At the time of writing it wasn’t clear whether the artwork, valued at 10 million euros, had suffered any significant damage.
“They told us beauty will save the world, but that’s bullshit,” Ultima Generazione sad in a statement released immediately afterwards.
“Only immediate and radical actions to tackle the effects of the current climate crisis will change the world as we know it.”
In the same statement, the group referred to the Italian government’s handling of the environmental crisis as “criminal”, accusing people in power of “endangering people’s lives”.
Friday’s episode was only the latest in a series of demonstrations seeking to jolt public opinion over the consequences of climate change and the need to make the switch to renewable energy sources.
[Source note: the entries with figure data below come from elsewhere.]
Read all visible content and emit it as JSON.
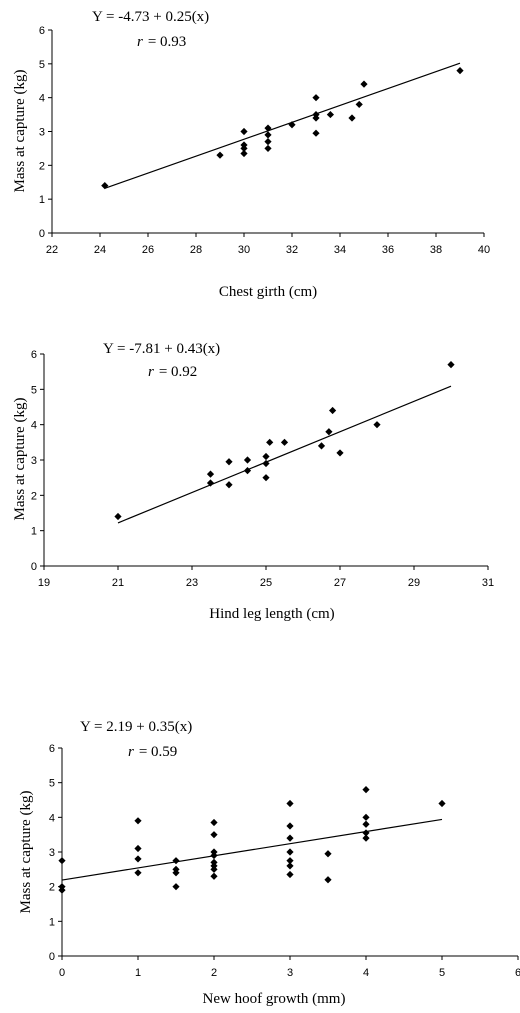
{
  "chart_data": [
    {
      "type": "scatter",
      "title": "",
      "equation": "Y = -4.73 + 0.25(x)",
      "r_symbol": "r",
      "r_value": "= 0.93",
      "xlabel": "Chest girth (cm)",
      "ylabel": "Mass at capture (kg)",
      "xlim": [
        22,
        40
      ],
      "ylim": [
        0,
        6
      ],
      "xticks": [
        22,
        24,
        26,
        28,
        30,
        32,
        34,
        36,
        38,
        40
      ],
      "yticks": [
        0,
        1,
        2,
        3,
        4,
        5,
        6
      ],
      "points": [
        [
          24.2,
          1.4
        ],
        [
          29,
          2.3
        ],
        [
          30,
          3.0
        ],
        [
          30,
          2.6
        ],
        [
          30,
          2.5
        ],
        [
          30,
          2.35
        ],
        [
          31,
          3.1
        ],
        [
          31,
          2.9
        ],
        [
          31,
          2.7
        ],
        [
          31,
          2.5
        ],
        [
          32,
          3.2
        ],
        [
          33,
          4.0
        ],
        [
          33,
          3.5
        ],
        [
          33,
          3.4
        ],
        [
          33,
          2.95
        ],
        [
          33.6,
          3.5
        ],
        [
          34.5,
          3.4
        ],
        [
          34.8,
          3.8
        ],
        [
          35,
          4.4
        ],
        [
          39,
          4.8
        ]
      ],
      "fit": {
        "intercept": -4.73,
        "slope": 0.25,
        "x_range": [
          24.2,
          39
        ]
      },
      "grid": false,
      "legend": "none"
    },
    {
      "type": "scatter",
      "title": "",
      "equation": "Y = -7.81 + 0.43(x)",
      "r_symbol": "r",
      "r_value": "= 0.92",
      "xlabel": "Hind leg length (cm)",
      "ylabel": "Mass at capture (kg)",
      "xlim": [
        19,
        31
      ],
      "ylim": [
        0,
        6
      ],
      "xticks": [
        19,
        21,
        23,
        25,
        27,
        29,
        31
      ],
      "yticks": [
        0,
        1,
        2,
        3,
        4,
        5,
        6
      ],
      "points": [
        [
          21,
          1.4
        ],
        [
          23.5,
          2.6
        ],
        [
          23.5,
          2.35
        ],
        [
          24,
          2.95
        ],
        [
          24,
          2.3
        ],
        [
          24.5,
          3.0
        ],
        [
          24.5,
          2.7
        ],
        [
          25,
          3.1
        ],
        [
          25,
          2.9
        ],
        [
          25,
          2.5
        ],
        [
          25.1,
          3.5
        ],
        [
          25.5,
          3.5
        ],
        [
          26.5,
          3.4
        ],
        [
          26.7,
          3.8
        ],
        [
          26.8,
          4.4
        ],
        [
          27,
          3.2
        ],
        [
          28,
          4.0
        ],
        [
          30,
          5.7
        ]
      ],
      "fit": {
        "intercept": -7.81,
        "slope": 0.43,
        "x_range": [
          21,
          30
        ]
      },
      "grid": false,
      "legend": "none"
    },
    {
      "type": "scatter",
      "title": "",
      "equation": "Y = 2.19 + 0.35(x)",
      "r_symbol": "r",
      "r_value": "= 0.59",
      "xlabel": "New hoof growth (mm)",
      "ylabel": "Mass at capture (kg)",
      "xlim": [
        0,
        6
      ],
      "ylim": [
        0,
        6
      ],
      "xticks": [
        0,
        1,
        2,
        3,
        4,
        5,
        6
      ],
      "yticks": [
        0,
        1,
        2,
        3,
        4,
        5,
        6
      ],
      "points": [
        [
          0,
          2.75
        ],
        [
          0,
          2.0
        ],
        [
          0,
          1.9
        ],
        [
          1,
          3.9
        ],
        [
          1,
          3.1
        ],
        [
          1,
          2.8
        ],
        [
          1,
          2.4
        ],
        [
          1.5,
          2.75
        ],
        [
          1.5,
          2.5
        ],
        [
          1.5,
          2.4
        ],
        [
          1.5,
          2.0
        ],
        [
          2,
          3.85
        ],
        [
          2,
          3.5
        ],
        [
          2,
          3.0
        ],
        [
          2,
          2.9
        ],
        [
          2,
          2.7
        ],
        [
          2,
          2.6
        ],
        [
          2,
          2.5
        ],
        [
          2,
          2.3
        ],
        [
          3,
          4.4
        ],
        [
          3,
          3.75
        ],
        [
          3,
          3.4
        ],
        [
          3,
          3.0
        ],
        [
          3,
          2.75
        ],
        [
          3,
          2.6
        ],
        [
          3,
          2.35
        ],
        [
          3.5,
          2.95
        ],
        [
          3.5,
          2.2
        ],
        [
          4,
          4.8
        ],
        [
          4,
          4.0
        ],
        [
          4,
          3.8
        ],
        [
          4,
          3.55
        ],
        [
          4,
          3.4
        ],
        [
          5,
          4.4
        ]
      ],
      "fit": {
        "intercept": 2.19,
        "slope": 0.35,
        "x_range": [
          0,
          5
        ]
      },
      "grid": false,
      "legend": "none"
    }
  ]
}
Only two weeks ago, on November 4th, protesters from the same group hurled pea soup at a Van Gogh painting in Rome – an action which Italy’s new culture minister, Gennaro Sangiuliano, later condemned as “ignoble”.
Ultima Generazione began in 2021 as a “campaign of nonviolent civil disobedience” aimed at uniting Italian activists concerned about climate change and the future of the planet.
The group has two main demands. Firstly, they ask that the reopening of old coal power plants be paused immediately and that all scheduled fracking operations be cancelled.
Secondly, they want an increase in the use of solar energy and wind power equivalent to at least 20 gigawatts.
Ultima Generazione is part of a EU-wide network of climate activists who have been recently targeting world-famous artworks, including Vermeer’s “Girl with a Pearl Earring” in The Hague, Netherlands and Gustav Klimt’s “Death and Life” in Vienna.